4 thoughts on “Vesta, Brightest Asteroid”

    1. Starting with William Hershel’s 1781 discovery of a new planet — all the other planets had been known since antiquity — astronomers were faced with a new problem: what to call these newly discovered planets? Herschel called his planet “the Georgium Sidus” — the Georgian star, in honor of King George III of England, Herschel’s adopted homeland.
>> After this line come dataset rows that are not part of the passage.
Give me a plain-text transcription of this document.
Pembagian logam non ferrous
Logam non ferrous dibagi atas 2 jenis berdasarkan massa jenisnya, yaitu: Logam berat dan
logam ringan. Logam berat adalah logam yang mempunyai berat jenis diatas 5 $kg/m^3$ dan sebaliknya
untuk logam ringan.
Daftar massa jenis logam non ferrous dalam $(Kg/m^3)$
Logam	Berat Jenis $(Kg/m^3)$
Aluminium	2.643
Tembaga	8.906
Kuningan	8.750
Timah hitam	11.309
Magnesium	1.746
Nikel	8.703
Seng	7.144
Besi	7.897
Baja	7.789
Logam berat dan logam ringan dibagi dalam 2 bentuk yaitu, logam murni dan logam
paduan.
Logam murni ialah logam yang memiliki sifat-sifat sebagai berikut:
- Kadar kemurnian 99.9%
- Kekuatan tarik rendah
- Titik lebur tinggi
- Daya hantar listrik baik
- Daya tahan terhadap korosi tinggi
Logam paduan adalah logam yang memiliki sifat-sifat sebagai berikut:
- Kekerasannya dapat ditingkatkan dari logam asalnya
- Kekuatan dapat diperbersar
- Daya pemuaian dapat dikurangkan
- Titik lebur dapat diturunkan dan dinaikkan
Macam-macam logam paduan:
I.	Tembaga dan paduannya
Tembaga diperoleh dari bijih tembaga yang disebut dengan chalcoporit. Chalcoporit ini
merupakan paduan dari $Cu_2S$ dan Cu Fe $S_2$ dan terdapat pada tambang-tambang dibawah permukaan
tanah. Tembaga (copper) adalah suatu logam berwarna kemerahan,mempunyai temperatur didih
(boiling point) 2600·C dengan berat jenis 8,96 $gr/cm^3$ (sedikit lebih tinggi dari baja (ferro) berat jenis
Astronomers in other countries weren’t keen on that name, and for a while it was called “Herschel’s planet” or simply “Herschel”. Johann Bode in Herschel’s homeland of Germany suggested naming the new planets after Roman and Greek gods, as the ancients had done, and by 1850 the name “Uranus” was generally accepted for Herschel’s planet.

      With the discovery of the first asteroid (Ceres) in 1801, and then more minor planets in what we now call the asteroid belt, the tradition of naming planets after Roman or Greek gods continued. Heinrich Olbers (who also pointed out what we now call Olbers’ paradox) discovered the second asteroid (Pallas) and the fourth, which he named Vesta. So that’s how Hestia got connected with an asteroid. And I, for one, am glad she is so honored.
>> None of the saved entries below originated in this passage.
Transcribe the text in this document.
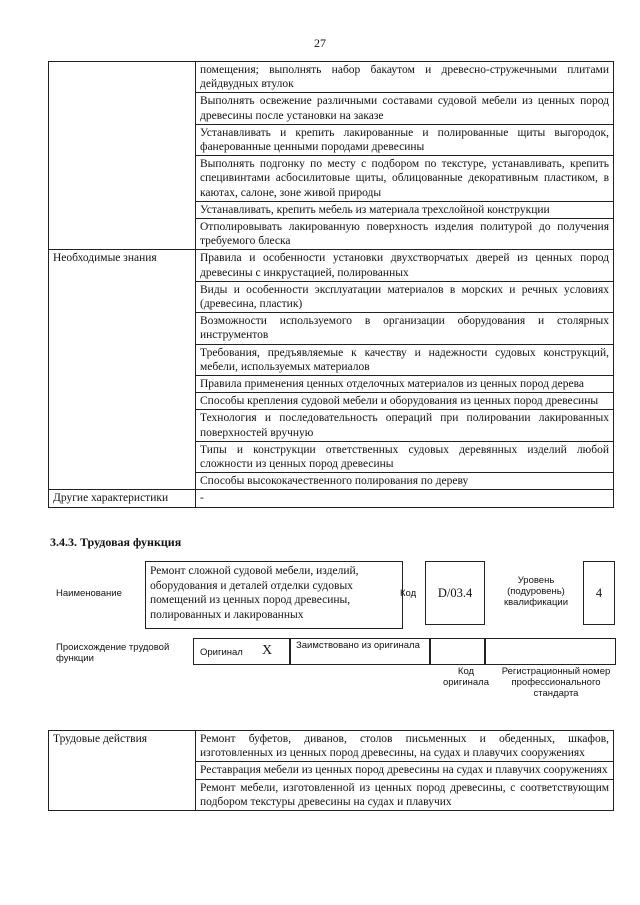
27
	помещения; выполнять набор бакаутом и древесно-стружечными плитами дейдвудных втулок
	Выполнять освежение различными составами судовой мебели из ценных пород древесины после установки на заказе
	Устанавливать и крепить лакированные и полированные щиты выгородок, фанерованные ценными породами древесины
	Выполнять подгонку по месту с подбором по текстуре, устанавливать, крепить специвинтами асбосилитовые щиты, облицованные декоративным пластиком, в каютах, салоне, зоне живой природы
	Устанавливать, крепить мебель из материала трехслойной конструкции
	Отполировывать лакированную поверхность изделия политурой до получения требуемого блеска
Необходимые знания	Правила и особенности установки двухстворчатых дверей из ценных пород древесины с инкрустацией, полированных
	Виды и особенности эксплуатации материалов в морских и речных условиях (древесина, пластик)
	Возможности используемого в организации оборудования и столярных инструментов
	Требования, предъявляемые к качеству и надежности судовых конструкций, мебели, используемых материалов
	Правила применения ценных отделочных материалов из ценных пород дерева
	Способы крепления судовой мебели и оборудования из ценных пород древесины
	Технология и последовательность операций при полировании лакированных поверхностей вручную
	Типы и конструкции ответственных судовых деревянных изделий любой сложности из ценных пород древесины
	Способы высококачественного полирования по дереву
Другие характеристики	-
3.4.3. Трудовая функция
Наименование
Ремонт сложной судовой мебели, изделий, оборудования и деталей отделки судовых помещений из ценных пород древесины, полированных и лакированных
Код	D/03.4
Уровень (подуровень) квалификации
4
Происхождение трудовой функции
Оригинал X	Заимствовано из оригинала
Код оригинала
Регистрационный номер профессионального стандарта
Трудовые действия	Ремонт буфетов, диванов, столов письменных и обеденных, шкафов, изготовленных из ценных пород древесины, на судах и плавучих сооружениях
Реставрация мебели из ценных пород древесины на судах и плавучих сооружениях
Ремонт мебели, изготовленной из ценных пород древесины, с соответствующим подбором текстуры древесины на судах и плавучих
      By the way, the term “asteroid” was first proposed in 1802 by Charles Burney Jr., a British expert in the Greek language and the son of the poet Charles Burney, who was a friend of Herschel’s. The term “asteroid” was initially ridiculed by astronomers, and didn’t come into general use until about 1850.
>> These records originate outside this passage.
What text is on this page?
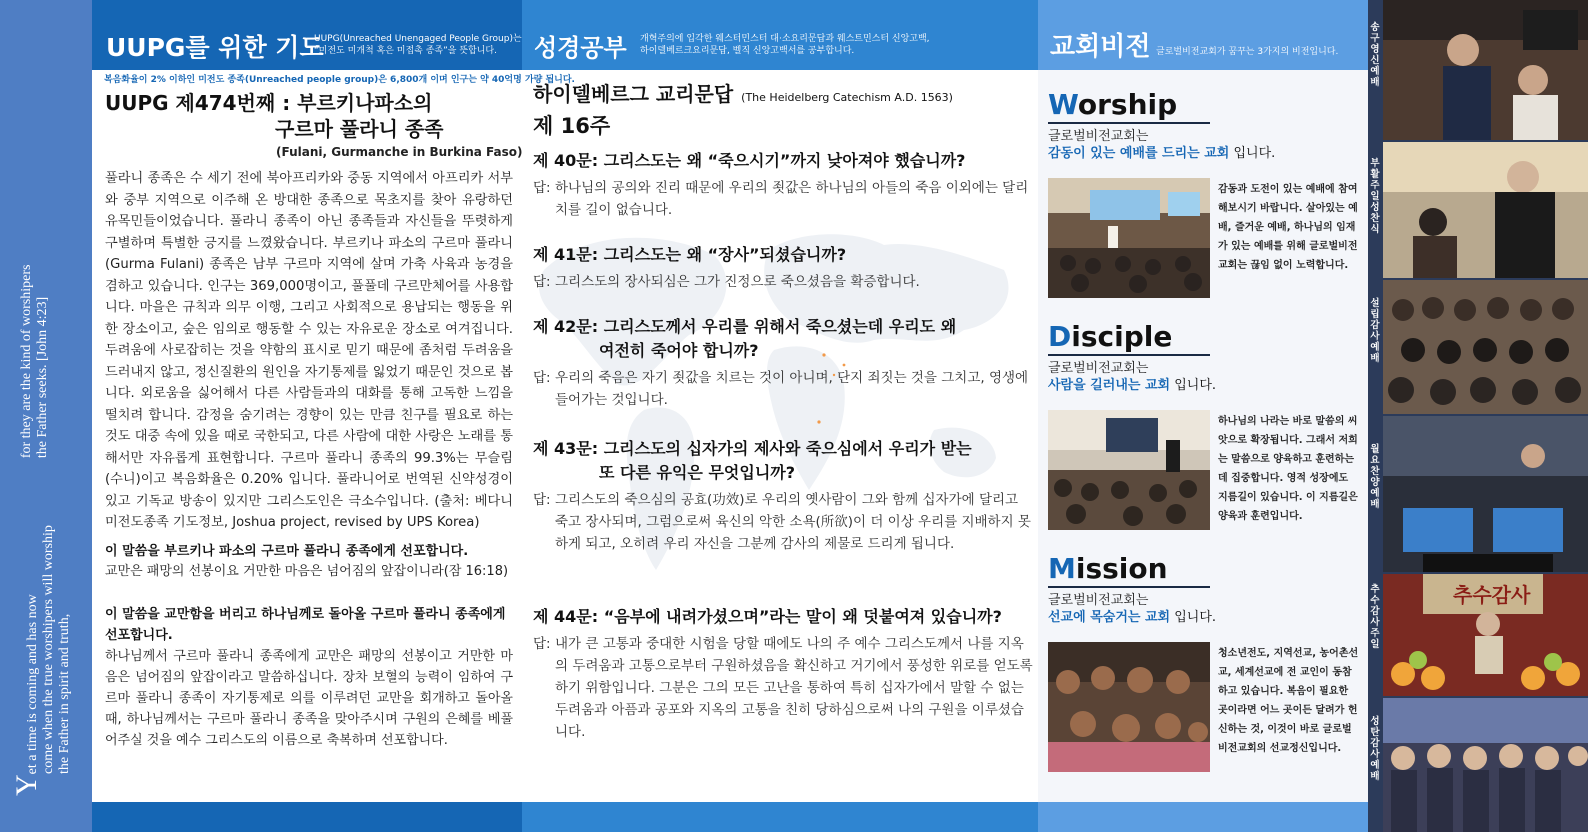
Yet a time is coming and has now come when the true worshipers will worship the Father in spirit and truth,

for they are the kind of worshipers the Father seeks. [John 4:23]
UUPG를 위한 기도
UUPG(Unreached Unengaged People Group)는
“미전도 미개척 혹은 미접촉 종족”을 뜻합니다. 성경공부 개혁주의에 입각한 웨스터민스터 대·소요리문답과 웨스트민스터 신앙고백,
하이델베르크요리문답, 벨직 신앙고백서를 공부합니다.	교회비전 글로벌비전교회가 꿈꾸는 3가지의 비전입니다.
복음화율이 2% 이하인 미전도 종족(Unreached people group)은 6,800개 이며 인구는 약 40억명 가량 됩니다.
UUPG 제474번째 : 부르키나파소의
구르마 풀라니 종족
(Fulani, Gurmanche in Burkina Faso)
풀라니 종족은 수 세기 전에 북아프리카와 중동 지역에서 아프리카 서부와 중부 지역으로 이주해 온 방대한 종족으로 목초지를 찾아 유랑하던 유목민들이었습니다. 풀라니 종족이 아닌 종족들과 자신들을 뚜렷하게 구별하며 특별한 긍지를 느꼈왔습니다. 부르키나 파소의 구르마 풀라니(Gurma Fulani) 종족은 남부 구르마 지역에 살며 가축 사육과 농경을 겸하고 있습니다. 인구는 369,000명이고, 풀풀데 구르만체어를 사용합니다. 마을은 규칙과 의무 이행, 그리고 사회적으로 용납되는 행동을 위한 장소이고, 숲은 임의로 행동할 수 있는 자유로운 장소로 여겨집니다. 두려움에 사로잡히는 것을 약함의 표시로 믿기 때문에 좀처럼 두려움을 드러내지 않고, 정신질환의 원인을 자기통제를 잃었기 때문인 것으로 봅니다. 외로움을 싫어해서 다른 사람들과의 대화를 통해 고독한 느낌을 떨치려 합니다. 감정을 숨기려는 경향이 있는 만큼 친구를 필요로 하는 것도 대중 속에 있을 때로 국한되고, 다른 사람에 대한 사랑은 노래를 통해서만 자유롭게 표현합니다. 구르마 풀라니 종족의 99.3%는 무슬림(수니)이고 복음화율은 0.20% 입니다. 풀라니어로 번역된 신약성경이 있고 기독교 방송이 있지만 그리스도인은 극소수입니다. (출처: 베다니 미전도종족 기도정보, Joshua project, revised by UPS Korea)
이 말씀을 부르키나 파소의 구르마 풀라니 종족에게 선포합니다.
교만은 패망의 선봉이요 거만한 마음은 넘어짐의 앞잡이니라(잠 16:18)
이 말씀을 교만함을 버리고 하나님께로 돌아올 구르마 풀라니 종족에게 선포합니다.
하나님께서 구르마 풀라니 종족에게 교만은 패망의 선봉이고 거만한 마음은 넘어짐의 앞잡이라고 말씀하십니다. 장차 보혈의 능력이 임하여 구르마 풀라니 종족이 자기통제로 의를 이루려던 교만을 회개하고 돌아올 때, 하나님께서는 구르마 풀라니 종족을 맞아주시며 구원의 은혜를 베풀어주실 것을 예수 그리스도의 이름으로 축복하며 선포합니다.
하이델베르그 교리문답 (The Heidelberg Catechism A.D. 1563)
제 16주
제 40문: 그리스도는 왜 “죽으시기”까지 낮아져야 했습니까?
답: 하나님의 공의와 진리 때문에 우리의 죗값은 하나님의 아들의 죽음 이외에는 달리 치를 길이 없습니다.
제 41문: 그리스도는 왜 “장사”되셨습니까?
답: 그리스도의 장사되심은 그가 진정으로 죽으셨음을 확증합니다.
제 42문: 그리스도께서 우리를 위해서 죽으셨는데 우리도 왜
여전히 죽어야 합니까?
답: 우리의 죽음은 자기 죗값을 치르는 것이 아니며, 단지 죄짓는 것을 그치고, 영생에 들어가는 것입니다.
제 43문: 그리스도의 십자가의 제사와 죽으심에서 우리가 받는
또 다른 유익은 무엇입니까?
답: 그리스도의 죽으심의 공효(功效)로 우리의 옛사람이 그와 함께 십자가에 달리고 죽고 장사되며, 그럼으로써 육신의 악한 소욕(所欲)이 더 이상 우리를 지배하지 못하게 되고, 오히려 우리 자신을 그분께 감사의 제물로 드리게 됩니다.
제 44문: “음부에 내려가셨으며”라는 말이 왜 덧붙여져 있습니까?
답: 내가 큰 고통과 중대한 시험을 당할 때에도 나의 주 예수 그리스도께서 나를 지옥의 두려움과 고통으로부터 구원하셨음을 확신하고 거기에서 풍성한 위로를 얻도록 하기 위함입니다. 그분은 그의 모든 고난을 통하여 특히 십자가에서 말할 수 없는 두려움과 아픔과 공포와 지옥의 고통을 친히 당하심으로써 나의 구원을 이루셨습니다.
Worship
글로벌비전교회는
감동이 있는 예배를 드리는 교회 입니다.
감동과 도전이 있는 예배에 참여해보시기 바랍니다. 살아있는 예배, 즐거운 예배, 하나님의 임재가 있는 예배를 위해 글로벌비전교회는 끊임 없이 노력합니다.
Disciple
글로벌비전교회는
사람을 길러내는 교회 입니다.
하나님의 나라는 바로 말씀의 씨앗으로 확장됩니다. 그래서 저희는 말씀으로 양육하고 훈련하는데 집중합니다. 영적 성장에도 지름길이 있습니다. 이 지름길은 양육과 훈련입니다.
Mission
글로벌비전교회는
선교에 목숨거는 교회 입니다.
청소년전도, 지역선교, 농어촌선교, 세계선교에 전 교인이 동참하고 있습니다. 복음이 필요한 곳이라면 어느 곳이든 달려가 헌신하는 것, 이것이 바로 글로벌비전교회의 선교정신입니다.
송구영신예배
부활주일 성찬식
설립감사예배
월요찬양예배
추수감사주일
추수감사
성탄감사예배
    2. The irregularity in the naming of the planets is that all of them are Roman except Uranus (Greek). The irregularity in the name of the first four minor planets is that all of them are Roman except Pallas (Greek).

      The Greek goddess we usually refer to as Athena or Athene is frequently called in the Iliad by a mysterious double name, Pallas Athene; sometimes just Pallas. (Similarly, Apollo was called Phoebus Apollo.) There were various other figures, male and female, called Pallas in the mass of Greek legends; I think nobody really knows the reason for “Pallas Athene”, but explanations given were that Athene had killed a giant called Pallas, or mourned a friend called Pallas, or had a parent called Pallas. It would have been more consistent if Olbers had named the second asteroid for Minerva, who was the goddess the Romans regarded as equivalent to Athene.

  1. Thanks Guy. For the past week and a half I’ve been enjoying watching Vesta moving retrograde against the stars of western Cancer, using hand-held 8×42 binoculars from my light-polluted urban back yard. During breaks in the rain and clouds during the two weeks before my first certain observation of Vesta on the evening of January 5, I was learning the star field, using the Sky and Telescope Pocket Sky Atlas. I’ve now seen Vesta three times, when the weather cooperated, most recently last night and the night before, and she is moving quite noticeably from one night to the next. Having seen her a couple of times previously, last night it was easy to see which sixth magnitude “star” was really “star-like”, an “aster-oid”.

    I’ve never seen Vesta with my unaided eyes — maybe next year? Because she’s the brightest asteroid I always make a point of looking for her around her opposition. Like sixth magnitude Uranus, Vesta is hard enough to find and recognize to give me a sense of accomplishment, but not so hard as to be frustrating.

    I also appreciate Vesta’s archetypal energy as the goddess of hearth, home, and family, and the classical tradition of each household keeping a Vestal shrine, whether elaborate or modest.